Hermitian matrices have many important properties and applications in mathematics and science. One of the main reasons they are studied is because they have real eigenvalues and orthogonal eigenvectors, making them useful for diagonalization and solving systems of linear equations. They also have applications in quantum mechanics, signal processing, and data analysis.

3. How many eigenvalues does a Hermitian matrix have?

A Hermitian matrix always has the same number of eigenvalues as its size. For example, a 3x3 Hermitian matrix will have 3 eigenvalues, and a 5x5 Hermitian matrix will have 5 eigenvalues. This is because the eigenvalues correspond to the solutions of the characteristic equation, which has the same degree as the matrix.

4. Can a Hermitian matrix have complex eigenvalues?

No, a Hermitian matrix can only have real eigenvalues. This is because the eigenvalues of a Hermitian matrix are the same as the eigenvalues of its conjugate transpose, and the eigenvalues of a conjugate transpose are the complex conjugates of the eigenvalues of the original matrix. Since a Hermitian matrix is equal to its own conjugate transpose, its eigenvalues must be equal to their complex conjugates, making them real.

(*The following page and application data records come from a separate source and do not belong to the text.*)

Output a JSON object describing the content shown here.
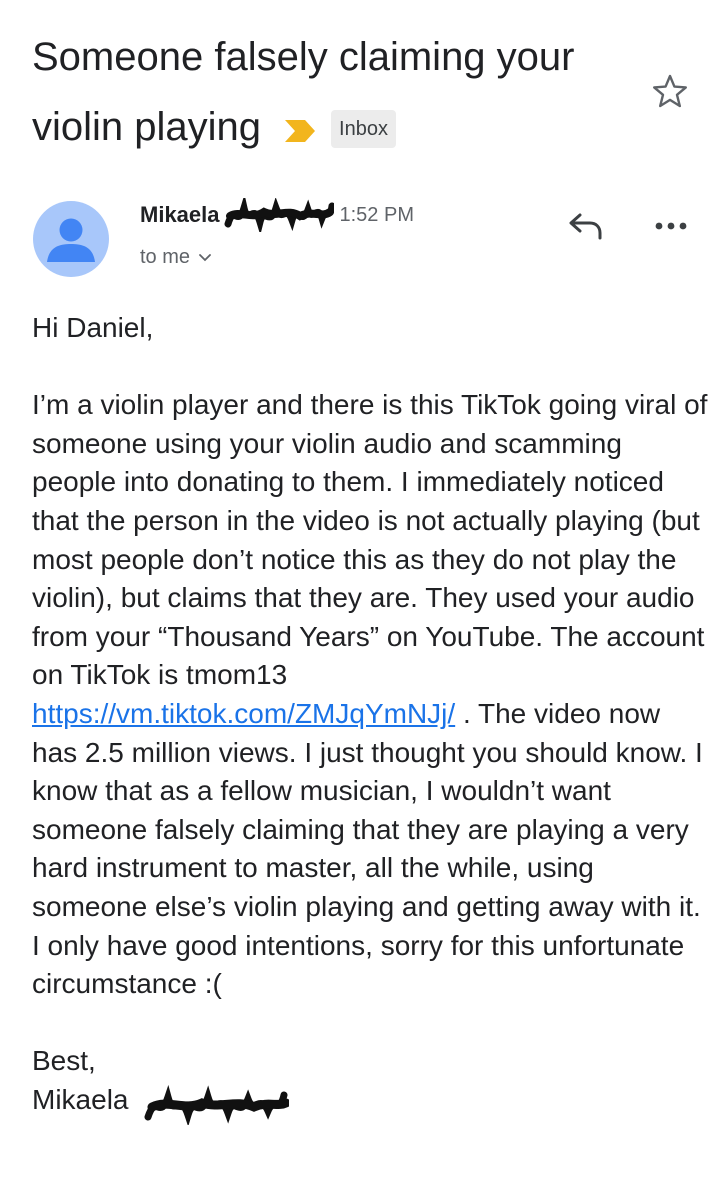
{
  "email": {
    "subject_line1": "Someone falsely claiming your",
    "subject_line2": "violin playing",
    "label_badge": "Inbox",
    "sender_name": "Mikaela",
    "time": "1:52 PM",
    "recipient": "to me",
    "greeting": "Hi Daniel,",
    "body_before_link": "I’m a violin player and there is this TikTok going viral of someone using your violin audio and scamming people into donating to them. I immediately noticed that the person in the video is not actually playing (but most people don’t notice this as they do not play the violin), but claims that they are. They used your audio from your “Thousand Years” on YouTube. The account on TikTok is tmom13",
    "link_text": "https://vm.tiktok.com/ZMJqYmNJj/",
    "body_after_link": " . The video now has 2.5 million views. I just thought you should know. I know that as a fellow musician, I wouldn’t want someone falsely claiming that they are playing a very hard instrument to master, all the while, using someone else’s violin playing and getting away with it. I only have good intentions, sorry for this unfortunate circumstance :(",
    "signoff": "Best,",
    "signature_name": "Mikaela"
  },
  "icons": {
    "importance": "importance-marker-icon",
    "star": "star-outline-icon",
    "avatar": "person-avatar-icon",
    "reply": "reply-arrow-icon",
    "more": "more-horizontal-icon",
    "chevron": "chevron-down-icon"
  },
  "colors": {
    "importance_yellow": "#f2b51d",
    "link_blue": "#1a73e8",
    "avatar_bg": "#a8c7fa",
    "avatar_fg": "#4285f4",
    "badge_bg": "#ececec",
    "secondary_text": "#5f6368"
  }
}
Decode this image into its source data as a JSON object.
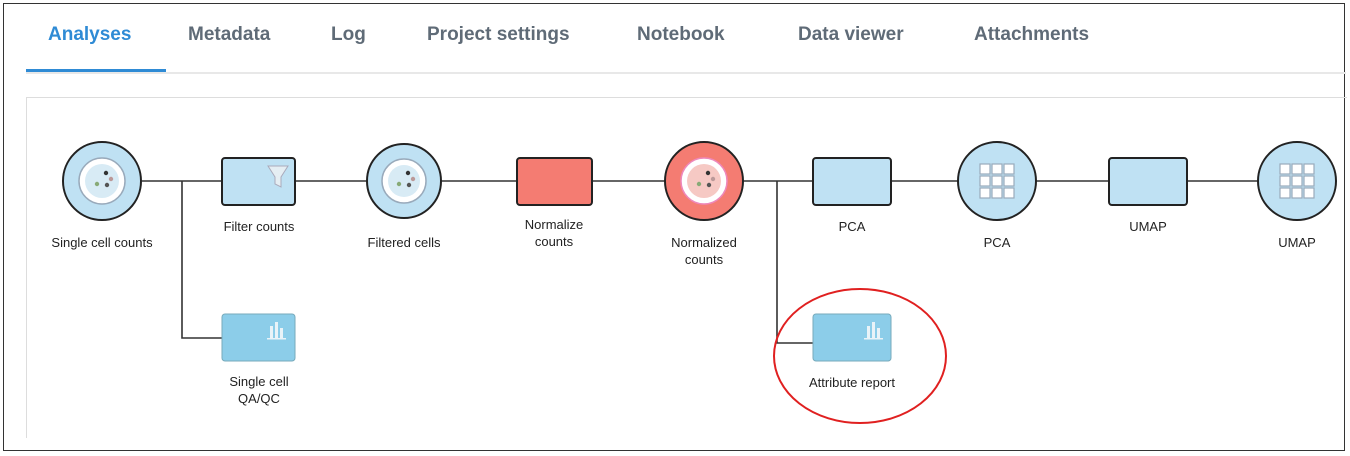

5. How can I determine the number of eigenvalues of a Hermitian matrix?

To determine the number of eigenvalues of a Hermitian matrix, you can simply count the number of entries in the matrix. Alternatively, you can use the characteristic equation to find the eigenvalues, as the degree of the equation will give you the number of eigenvalues. Additionally, you can use properties of Hermitian matrices, such as the fact that they have real eigenvalues, to determine the number of eigenvalues without explicitly finding them.